Я слушал его молча, опустив глаза, глядя на снег под ногами, и понимал, что ни в какую Раевщину ему не надо было: просто из окна учительской он увидел нас с возом дров, Мацуля за Вожицей и поспешил ему наперерез.
Мне и самому было не по себе. Я и сам не понимаю, как все это получилось,— такой ослепленности от злости, такого отчаяния от своей беспомощности у меня прежде не было. Наоборот, когда я однажды увидел, как незнакомые мужчины, которые на возах везли через нашу деревню бревна кому-то на хату, били коня — тот упал в оглоблях под этой же самой горой,— то долго никак не мог забыть этот жуткий случай, а в моей груди гулко и больно отдавался тогда каждый их удар — мужчины били Буланого под бока сапогами, лаптями, деревяшками, а он лежал в оглоблях и только глухо стонал...

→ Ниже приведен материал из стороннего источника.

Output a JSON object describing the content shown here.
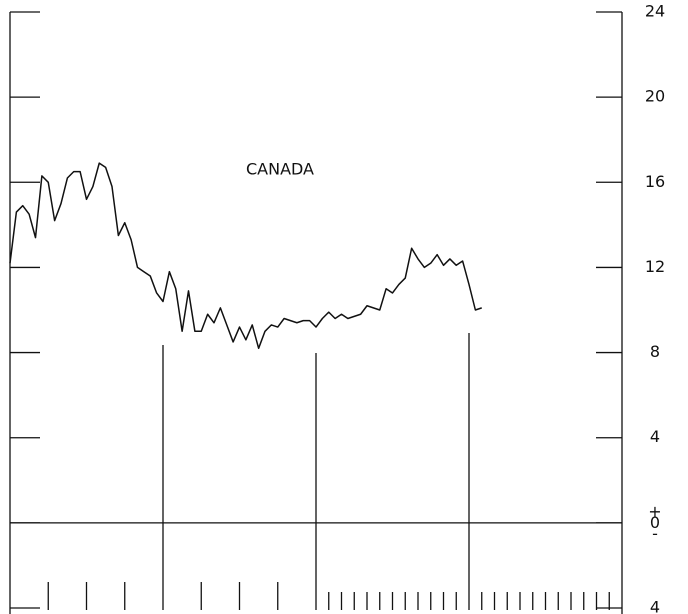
{
  "chart_data": {
    "type": "line",
    "title": "CANADA",
    "xlim": [
      0,
      96
    ],
    "xticks": [
      6,
      12,
      18,
      30,
      36,
      42,
      50,
      52,
      54,
      56,
      58,
      60,
      62,
      64,
      66,
      68,
      70,
      74,
      76,
      78,
      80,
      82,
      84,
      86,
      88,
      90,
      92,
      94
    ],
    "year_lines": [
      24,
      48,
      72
    ],
    "ylim": [
      -4,
      24
    ],
    "yticks": [
      24,
      20,
      16,
      12,
      8,
      4,
      {
        "value": 0,
        "label": "+0-"
      },
      {
        "value": -4,
        "label": "4"
      }
    ],
    "reference_line": 0,
    "series": [
      {
        "name": "CANADA",
        "color": "#111111",
        "x": [
          0,
          1,
          2,
          3,
          4,
          5,
          6,
          7,
          8,
          9,
          10,
          11,
          12,
          13,
          14,
          15,
          16,
          17,
          18,
          19,
          20,
          21,
          22,
          23,
          24,
          25,
          26,
          27,
          28,
          29,
          30,
          31,
          32,
          33,
          34,
          35,
          36,
          37,
          38,
          39,
          40,
          41,
          42,
          43,
          44,
          45,
          46,
          47,
          48,
          49,
          50,
          51,
          52,
          53,
          54,
          55,
          56,
          57,
          58,
          59,
          60,
          61,
          62,
          63,
          64,
          65,
          66,
          67,
          68,
          69,
          70,
          71,
          72,
          73,
          74
        ],
        "values": [
          12.2,
          14.6,
          14.9,
          14.5,
          13.4,
          16.3,
          16.0,
          14.2,
          15.0,
          16.2,
          16.5,
          16.5,
          15.2,
          15.8,
          16.9,
          16.7,
          15.8,
          13.5,
          14.1,
          13.3,
          12.0,
          11.8,
          11.6,
          10.8,
          10.4,
          11.8,
          11.0,
          9.0,
          10.9,
          9.0,
          9.0,
          9.8,
          9.4,
          10.1,
          9.3,
          8.5,
          9.2,
          8.6,
          9.3,
          8.2,
          9.0,
          9.3,
          9.2,
          9.6,
          9.5,
          9.4,
          9.5,
          9.5,
          9.2,
          9.6,
          9.9,
          9.6,
          9.8,
          9.6,
          9.7,
          9.8,
          10.2,
          10.1,
          10.0,
          11.0,
          10.8,
          11.2,
          11.5,
          12.9,
          12.4,
          12.0,
          12.2,
          12.6,
          12.1,
          12.4,
          12.1,
          12.3,
          11.2,
          10.0,
          10.1
        ]
      }
    ]
  }
}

Сейчас, идя за завучем по его проулку, я понимал, что моя помощь совсем ему не нужна — просто Чуеш хочет угостить меня медом и хочет сделать это как-то деликатно. В огороде он, с трудом наклонившись, сам взял ведро с медом, а мне дал мисочку с ложкой.
— Слышишь, на вот неси и ешь дорогой...
Наевшись меду, я выбежал с проулка на улицу и заспешил к Васепковой хате, которая стоит вон там, за колхозным двором, за липами, что, высаженные по одну сторону, далеко, чуть не до самого леса, провожают каждого в дорогу. И встречают тоже.
Васепкова хата стоит на самой улице и, если смотреть на нее отсюда,— такая же, как и все: одна стена с двумя широкими окнами, под ними густо, щедро лопушатся георгины. Если же идешь вдоль хаты к дверям — она всегда напоминает сказку о репке: за переднюю хату, поставленную окнами на улицу, держится другая, за другую — сени, за сенями — еще одна хата, за этой хатой — клеть, за клетью — хлев, за хлевом — рубленый погреб... И вот эта длинная предлинная цепочка с одной общей стеной тянется чуть ли не до самого загуменья. Все двери всегда здесь аккуратно закрыты — одни даже замкнуты, другие просто заткнуты выструганными как раз для этого колышками.